While iterative matrix inversion methods excel in computational efficiency, memory optimization, and support for parallel and distributed computing when managing large matrices, their limitations are also evident in multiple-input multiple-output (MIMO) fading channels. These methods encounter challenges related to slow convergence and diminished accuracy, especially in ill-conditioned scenarios, hindering their application in future MIMO networks such as extra-large aperture array (ELAA). To address these challenges, this paper proposes a novel matrix regularization method termed symmetric rank-$1$ regularization (SR-$1$R). The proposed method functions by augmenting the channel matrix with a symmetric rank-$1$ matrix, with the primary goal of minimizing the condition number of the resultant regularized matrix. This significantly improves the matrix condition, enabling fast and accurate iterative inversion of the regularized matrix. Then, the inverse of the original channel matrix is obtained by applying the Sherman-Morrison transform on the outcome of iterative inversions. Our eigenvalue analysis unveils the best channel condition that can be achieved by an optimized SR-$1$R matrix. Moreover, a power iteration-assisted (PIA) approach is proposed to find the optimum SR-$1$R matrix without need of eigenvalue decomposition. The proposed approach exhibits logarithmic algorithm-depth in parallel computing for MIMO precoding. Finally, computer simulations demonstrate that SR-$1$R has the potential to reduce iterative iterations by up to $33\%$, while also significantly improve symbol error probability by approximately an order of magnitude.
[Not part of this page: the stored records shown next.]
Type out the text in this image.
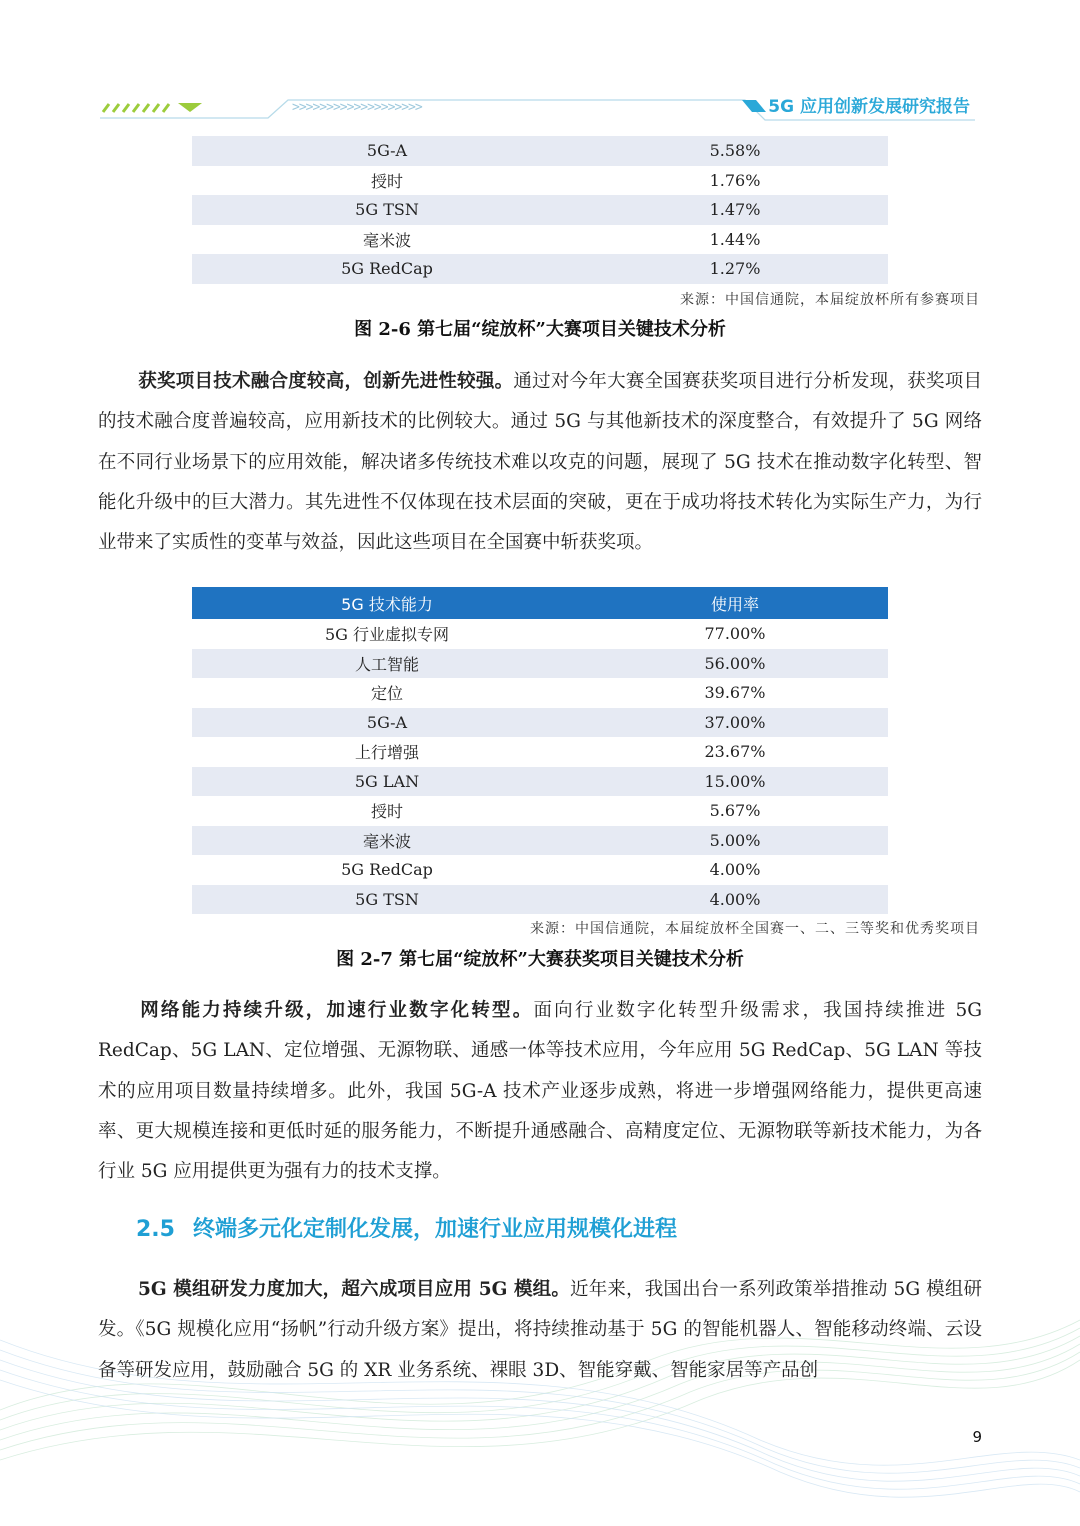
>>>>>>>>>>>>>>>>>>>	5G 应用创新发展研究报告
5G-A	5.58%
授时	1.76%
5G TSN	1.47%
毫米波	1.44%
5G RedCap	1.27%
来源：中国信通院，本届绽放杯所有参赛项目
图 2-6 第七届“绽放杯”大赛项目关键技术分析

获奖项目技术融合度较高，创新先进性较强。通过对今年大赛全国赛获奖项目进行分析发现，获奖项目的技术融合度普遍较高，应用新技术的比例较大。通过 5G 与其他新技术的深度整合，有效提升了 5G 网络在不同行业场景下的应用效能，解决诸多传统技术难以攻克的问题，展现了 5G 技术在推动数字化转型、智能化升级中的巨大潜力。其先进性不仅体现在技术层面的突破，更在于成功将技术转化为实际生产力，为行业带来了实质性的变革与效益，因此这些项目在全国赛中斩获奖项。

5G 技术能力	使用率
5G 行业虚拟专网	77.00%
人工智能	56.00%
定位	39.67%
5G-A	37.00%
上行增强	23.67%
5G LAN	15.00%
授时	5.67%
毫米波	5.00%
5G RedCap	4.00%
5G TSN	4.00%
来源：中国信通院，本届绽放杯全国赛一、二、三等奖和优秀奖项目
图 2-7 第七届“绽放杯”大赛获奖项目关键技术分析

网络能力持续升级，加速行业数字化转型。面向行业数字化转型升级需求，我国持续推进 5G RedCap、5G LAN、定位增强、无源物联、通感一体等技术应用，今年应用 5G RedCap、5G LAN 等技术的应用项目数量持续增多。此外，我国 5G-A 技术产业逐步成熟，将进一步增强网络能力，提供更高速率、更大规模连接和更低时延的服务能力，不断提升通感融合、高精度定位、无源物联等新技术能力，为各行业 5G 应用提供更为强有力的技术支撑。

2.5 终端多元化定制化发展，加速行业应用规模化进程

5G 模组研发力度加大，超六成项目应用 5G 模组。近年来，我国出台一系列政策举措推动 5G 模组研发。《5G 规模化应用“扬帆”行动升级方案》提出，将持续推动基于 5G 的智能机器人、智能移动终端、云设备等研发应用，鼓励融合 5G 的 XR 业务系统、裸眼 3D、智能穿戴、智能家居等产品创

9
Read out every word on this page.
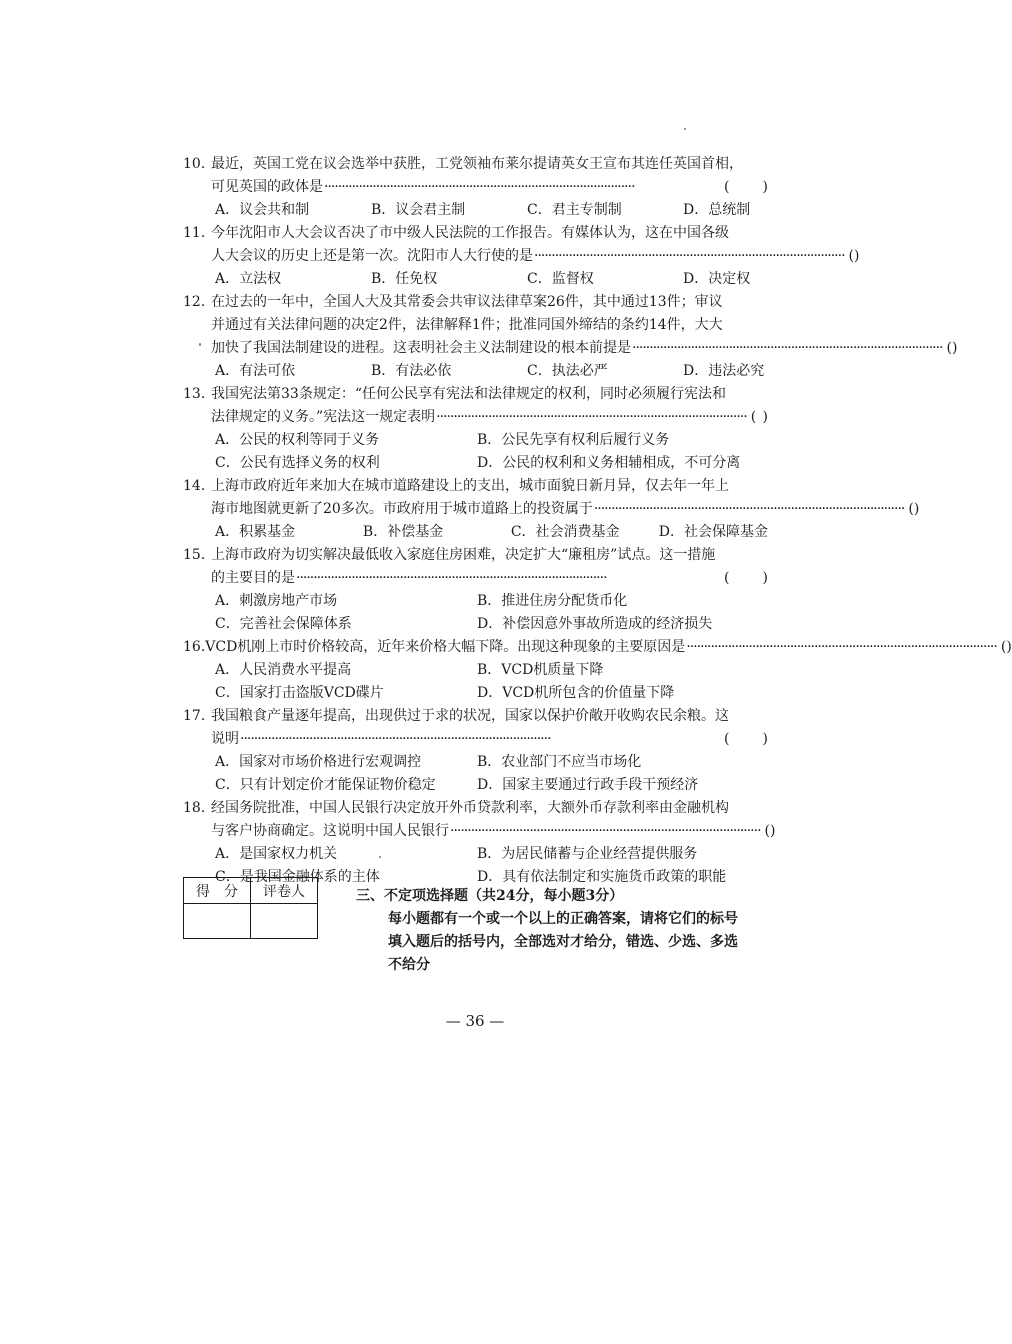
10. 最近，英国工党在议会选举中获胜，工党领袖布莱尔提请英女王宣布其连任英国首相，
可见英国的政体是 ··························································································	( )
A．议会共和制	B．议会君主制	C．君主专制制	D．总统制
11. 今年沈阳市人大会议否决了市中级人民法院的工作报告。有媒体认为，这在中国各级
人大会议的历史上还是第一次。沈阳市人大行使的是 ·························································································· ( )
A．立法权	B．任免权	C．监督权	D．决定权
12. 在过去的一年中，全国人大及其常委会共审议法律草案26件，其中通过13件；审议
并通过有关法律问题的决定2件，法律解释1件；批准同国外缔结的条约14件，大大
加快了我国法制建设的进程。这表明社会主义法制建设的根本前提是 ·························································································· ( )
A．有法可依	B．有法必依	C．执法必严	D．违法必究
13. 我国宪法第33条规定：“任何公民享有宪法和法律规定的权利，同时必须履行宪法和
法律规定的义务。”宪法这一规定表明 ·························································································· ( )
A．公民的权利等同于义务	B．公民先享有权利后履行义务
C．公民有选择义务的权利	D．公民的权利和义务相辅相成，不可分离
14. 上海市政府近年来加大在城市道路建设上的支出，城市面貌日新月异，仅去年一年上
海市地图就更新了20多次。市政府用于城市道路上的投资属于 ·························································································· ( )
A．积累基金	B．补偿基金	C．社会消费基金	D．社会保障基金
15. 上海市政府为切实解决最低收入家庭住房困难，决定扩大“廉租房”试点。这一措施
的主要目的是 ··························································································	( )
A．刺激房地产市场	B．推进住房分配货币化
C．完善社会保障体系	D．补偿因意外事故所造成的经济损失
16. VCD机刚上市时价格较高，近年来价格大幅下降。出现这种现象的主要原因是 ·························································································· ( )
A．人民消费水平提高	B．VCD机质量下降
C．国家打击盗版VCD碟片	D．VCD机所包含的价值量下降
17. 我国粮食产量逐年提高，出现供过于求的状况，国家以保护价敞开收购农民余粮。这
说明 ··························································································	( )
A．国家对市场价格进行宏观调控	B．农业部门不应当市场化
C．只有计划定价才能保证物价稳定	D．国家主要通过行政手段干预经济
18. 经国务院批准，中国人民银行决定放开外币贷款利率，大额外币存款利率由金融机构
与客户协商确定。这说明中国人民银行 ·························································································· ( )
A．是国家权力机关	B．为居民储蓄与企业经营提供服务
C．是我国金融体系的主体	D．具有依法制定和实施货币政策的职能
得　分	评卷人
		三、不定项选择题（共24分，每小题3分）
每小题都有一个或一个以上的正确答案，请将它们的标号
填入题后的括号内，全部选对才给分，错选、少选、多选
不给分
— 36 —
翻译：迭代矩阵求逆方法在管理大矩阵时虽具有计算效率高、内存优化好、支持并行与分布式计算等优势，但在多输入多输出（MIMO）衰落信道中其局限性也显而易见。这些方法面临收敛缓慢和精度下降的挑战，尤其在病态场景中更为突出，阻碍了其在未来MIMO网络（如超大规模阵列天线ELAA）中的应用。针对这些问题，本文提出一种新型矩阵正则化方法——对称秩-$1$ 正则化（SR-$1$R）。该方法通过向信道矩阵添加一个对称秩-$1$ 矩阵来实现正则化，主要目标是使正则化后矩阵的条件数最小化。这能显著改善矩阵条件，从而实现正则化矩阵的快速、精确迭代求逆。随后，通过对迭代求逆结果应用Sherman-Morrison变换，即可得到原始信道矩阵的逆矩阵。我们的特征值分析揭示了优化SR-$1$R矩阵所能达到的最佳信道条件。此外，本文提出一种功率迭代辅助（PIA）方法，可在无需特征值分解的情况下求解最优SR-$1$R矩阵。该方法在MIMO预编码的并行计算中具有对数级算法深度。最后，计算机仿真表明，SR-$1$R可将迭代次数最多减少33%，同时将符号误码率显著降低约一个数量级。